Research Fellow Hospital for Special Surgery Hospital for Special Surgery
Introduction: While anterior cervical discectomy and fusion (ACDF) is a reliable and efficacious treatment option for degenerative cervical spine pathology, not all patients undergoing ACDF will experience improvement. The factors associated with non-improvement after ACDF have not been well evaluated. The objective of the present study was to evaluate clinical and demographic factors associated non improvement following ACDF.
Methods: Clinical, demographic, and radiographic data were collected and measured from patient’s electronic medical record. Outcome measures for this study included global rating change “non-betterment” and minimal clinically important difference achievement rates for NDI, VAS-Neck, and VAS-Arm at both early and late postoperative periods were assessed based on previously established thresholds. Multivariate logistic regressions were performed for each PROM and evaluation period, with failure to achieve betterment assigned as the outcome variable.

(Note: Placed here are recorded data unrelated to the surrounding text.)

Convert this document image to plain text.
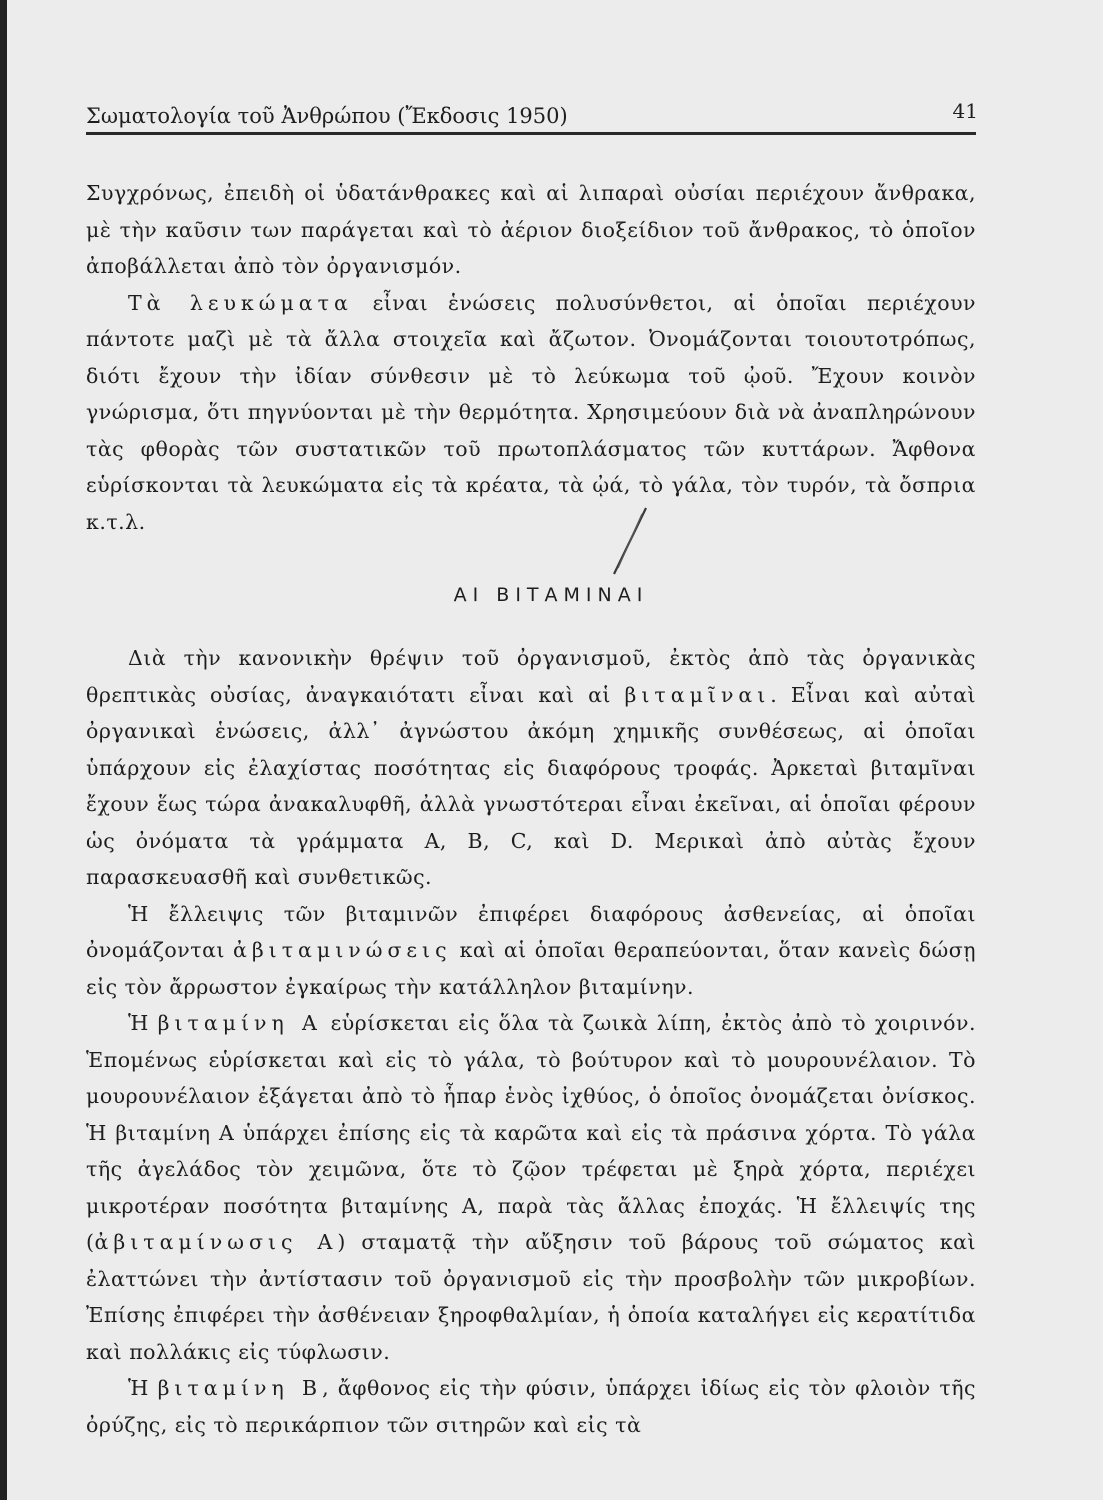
Σωματολογία τοῦ Ἀνθρώπου (Ἔκδοσις 1950)	41

Συγχρόνως, ἐπειδὴ οἱ ὑδατάνθρακες καὶ αἱ λιπαραὶ οὐσίαι περιέχουν ἄνθρακα, μὲ τὴν καῦσιν των παράγεται καὶ τὸ ἀέριον διοξείδιον τοῦ ἄνθρακος, τὸ ὁποῖον ἀποβάλλεται ἀπὸ τὸν ὀργανισμόν.

Τὰ λευκώματα εἶναι ἑνώσεις πολυσύνθετοι, αἱ ὁποῖαι περιέχουν πάντοτε μαζὶ μὲ τὰ ἄλλα στοιχεῖα καὶ ἄζωτον. Ὀνομάζονται τοιουτοτρόπως, διότι ἔχουν τὴν ἰδίαν σύνθεσιν μὲ τὸ λεύκωμα τοῦ ᾠοῦ. Ἔχουν κοινὸν γνώρισμα, ὅτι πηγνύονται μὲ τὴν θερμότητα. Χρησιμεύουν διὰ νὰ ἀναπληρώνουν τὰς φθορὰς τῶν συστατικῶν τοῦ πρωτοπλάσματος τῶν κυττάρων. Ἄφθονα εὑρίσκονται τὰ λευκώματα εἰς τὰ κρέατα, τὰ ᾠά, τὸ γάλα, τὸν τυρόν, τὰ ὄσπρια κ.τ.λ.

ΑΙ ΒΙΤΑΜΙΝΑΙ

Διὰ τὴν κανονικὴν θρέψιν τοῦ ὀργανισμοῦ, ἐκτὸς ἀπὸ τὰς ὀργανικὰς θρεπτικὰς οὐσίας, ἀναγκαιότατι εἶναι καὶ αἱ βιταμῖναι. Εἶναι καὶ αὐταὶ ὀργανικαὶ ἑνώσεις, ἀλλ᾿ ἀγνώστου ἀκόμη χημικῆς συνθέσεως, αἱ ὁποῖαι ὑπάρχουν εἰς ἐλαχίστας ποσότητας εἰς διαφόρους τροφάς. Ἀρκεταὶ βιταμῖναι ἔχουν ἕως τώρα ἀνακαλυφθῆ, ἀλλὰ γνωστότεραι εἶναι ἐκεῖναι, αἱ ὁποῖαι φέρουν ὡς ὀνόματα τὰ γράμματα Α, Β, C, καὶ D. Μερικαὶ ἀπὸ αὐτὰς ἔχουν παρασκευασθῆ καὶ συνθετικῶς.

Ἡ ἔλλειψις τῶν βιταμινῶν ἐπιφέρει διαφόρους ἀσθενείας, αἱ ὁποῖαι ὀνομάζονται ἀβιταμινώσεις καὶ αἱ ὁποῖαι θεραπεύονται, ὅταν κανεὶς δώσῃ εἰς τὸν ἄρρωστον ἐγκαίρως τὴν κατάλληλον βιταμίνην.

Ἡ βιταμίνη Α εὑρίσκεται εἰς ὅλα τὰ ζωικὰ λίπη, ἐκτὸς ἀπὸ τὸ χοιρινόν. Ἑπομένως εὑρίσκεται καὶ εἰς τὸ γάλα, τὸ βούτυρον καὶ τὸ μουρουνέλαιον. Τὸ μουρουνέλαιον ἐξάγεται ἀπὸ τὸ ἧπαρ ἑνὸς ἰχθύος, ὁ ὁποῖος ὀνομάζεται ὀνίσκος. Ἡ βιταμίνη Α ὑπάρχει ἐπίσης εἰς τὰ καρῶτα καὶ εἰς τὰ πράσινα χόρτα. Τὸ γάλα τῆς ἀγελάδος τὸν χειμῶνα, ὅτε τὸ ζῷον τρέφεται μὲ ξηρὰ χόρτα, περιέχει μικροτέραν ποσότητα βιταμίνης Α, παρὰ τὰς ἄλλας ἐποχάς. Ἡ ἔλλειψίς της (ἀβιταμίνωσις Α) σταματᾷ τὴν αὔξησιν τοῦ βάρους τοῦ σώματος καὶ ἐλαττώνει τὴν ἀντίστασιν τοῦ ὀργανισμοῦ εἰς τὴν προσβολὴν τῶν μικροβίων. Ἐπίσης ἐπιφέρει τὴν ἀσθένειαν ξηροφθαλμίαν, ἡ ὁποία καταλήγει εἰς κερατίτιδα καὶ πολλάκις εἰς τύφλωσιν.

Ἡ βιταμίνη Β, ἄφθονος εἰς τὴν φύσιν, ὑπάρχει ἰδίως εἰς τὸν φλοιὸν τῆς ὀρύζης, εἰς τὸ περικάρπιον τῶν σιτηρῶν καὶ εἰς τὰ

Results: A total of 214 patients were included in the analysis. GRC non betterment was predicted by surgery at C7T1 (OR=1.32), myelopathy (OR=1.09) or myeloradiculopathy (OR=1.10) diagnosis, low superficial extensor muscle health at C2C3 (OR=1.22), and low deep flexor muscle health at C2C3 (OR=0.88). NDI MCID non achievement at long term follow up was predicted by smoking status (OR=1.26), symptom duration >6m (OR=1.12), and high preoperative NDI (OR=0.89). VAS-Arm MCID non achievement at long term follow up was predicted by myelopathy (OR=1.24) or myeloradiculopathy (OR=1.17) diagnosis, surgery at C3C4 (OR=1.17), and predominant neck (OR=1.42) or equal neck/arm pain (OR=1.19), Asian race (OR=0.68), and low superficial extensor muscle health at C5C6 (OR=1.22). VAS-Neck MCID non achievement at long term follow up was predicted by myelopathy diagnosis (OR=1.30), age greater than 50 (OR=1.15), and Asian race (OR=0.66).
Conclusion : Our study identified several risk factors and protective factors associated with improvement or non-improvement after ACDF. These findings may help inform the approach to counseling patients on outcomes of ACDF prior to surgery.